The name Choice, which is not even a name in either the American or Korean
lexicon of surnames, is also symbolic of the character, who floats between
and passes through both cultures, never able to settle in either one.

Choice's relationship with Linda Maldonado, a Latino American woman,
continues in the second book, and the two come up against a personal, as
well as a cultural, divide that Choice has a hard time puzzling out.  On the
one hand, they are both conversant with the role of being a minority person
in this culture.  On the other hand, Linda has a hard time understanding the
almost complete isolation Choice has from his family, while her life is
interwoven with the lives of many family members.  Choice finds all the
personal interrelationships and sense of duty that is a part of her life
burdensome, as well as bewildering.

Another complication of the story and Linda's family interrelationships is
that the trail of clues left by her brother, Hector, whose death the two are
investigating, leads to the world of organized crime in Los Angeles,
specifically to the world of "raves," organized dance parties where street
drugs are purchased.

"Making something seem as real as possible requires a certain amount of
participation, so I had to go to a few raves in LA, and it was very
interesting," Chang said.  "It has become a big business in LA," he
observed. "There are some organizers that get permits and try to make it
very legal, and don't condone the drug use or anything like that.  In some
cases, the whole culture is based on not commercializing it.  But the drug
use goes hand in hand with the rave culture in many cases."

Chang agrees there is an emerging genre of Korean Americans in literature.
He even attended a meeting at UCLA of writers of Korean American literature
about five years ago, at which he met Chang Rae Lee (Native Speaker, A
Gesture Life ), Helie Lee (Still Life with Rice, In the Absence of Sun), and
Heinz Insu Fenkl (Memories of My Ghost Brother).  Today, he said, Korean
American literature is moving to the next level, not so much absorbed with
defining Korean American identity as it is with creating characters who are
fully defined and happen to be Korean American, too.

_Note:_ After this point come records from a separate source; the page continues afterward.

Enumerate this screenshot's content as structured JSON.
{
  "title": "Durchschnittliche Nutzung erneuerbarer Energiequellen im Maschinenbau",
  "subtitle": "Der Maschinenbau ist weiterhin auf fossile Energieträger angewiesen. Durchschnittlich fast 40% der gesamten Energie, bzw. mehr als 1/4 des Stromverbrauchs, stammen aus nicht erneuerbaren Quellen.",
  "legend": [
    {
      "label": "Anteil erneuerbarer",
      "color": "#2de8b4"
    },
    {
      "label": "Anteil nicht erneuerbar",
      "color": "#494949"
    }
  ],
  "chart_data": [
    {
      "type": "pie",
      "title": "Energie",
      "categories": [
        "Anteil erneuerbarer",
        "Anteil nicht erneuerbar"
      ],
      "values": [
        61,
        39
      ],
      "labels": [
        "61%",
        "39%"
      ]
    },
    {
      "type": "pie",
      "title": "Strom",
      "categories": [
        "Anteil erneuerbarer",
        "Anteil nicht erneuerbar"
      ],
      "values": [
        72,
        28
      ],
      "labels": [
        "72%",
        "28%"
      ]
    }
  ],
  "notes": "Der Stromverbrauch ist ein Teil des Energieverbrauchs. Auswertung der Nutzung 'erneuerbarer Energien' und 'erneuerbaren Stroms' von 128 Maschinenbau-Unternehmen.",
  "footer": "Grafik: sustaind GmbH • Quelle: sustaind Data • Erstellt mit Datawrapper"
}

The characteristics of the novels from Korean Americans that have been
published are "not necessarily  representative of what Korean Americans are
going through," Chang said.  " A lot of publishers are accepting and
publishing only a certain kind of Korean American fiction.  I could tell you
about some really interesting rejection letters I've gotten for the Allen
Choice and for other novels I've written in which, because the characters
weren't 'Korean enough,'  the publishers didn't want to publish it."

Chang said he wants to bust the subtle racism of the publishing world by
presenting a fully actualized Korean American character in a very attractive
package ---- the detective novel.  "One of the reasons I'm doing a mystery
series is because it's a way to write about a Korean American character for
whom race is not the sole function of his life.  It's unrealistic that
Korean Americans in novels would think only about their identity and their
race.  We have to kind of negotiate in that terrain," Chang said, speaking
for other Korean American novelists.  "These questions are certainly a part
of being Korean American, but they are not the only part, and the only way I
was able to explore that is through a long-running series of one
haracter, and the best way to do that is to frame it within a mystery."

The novel Underkill is about a character trying to find his place in the
world "but it's not just a function of his race," Chang pointed out. "While
the identity searching is prevalent, it is not necessarily the fault of the
authors, but is a reflection possibly of what editors and readers want.  It
is not the only thing that should be represented."

Chang wants to have perhaps six or seven Allen Choice novels, which all
explore his life and everything about him, to the point where people look at
Allen Choice not just as this Korean American, but as a  fully realized
character who just happens to be a Korean American.  "But I'm not there yet,
because I have not explored enough of him to relay that idea," he said.  "I
hope I can write enough stories about him that he becomes completely real to
the reader, and not just a representative of a certain ethnic group."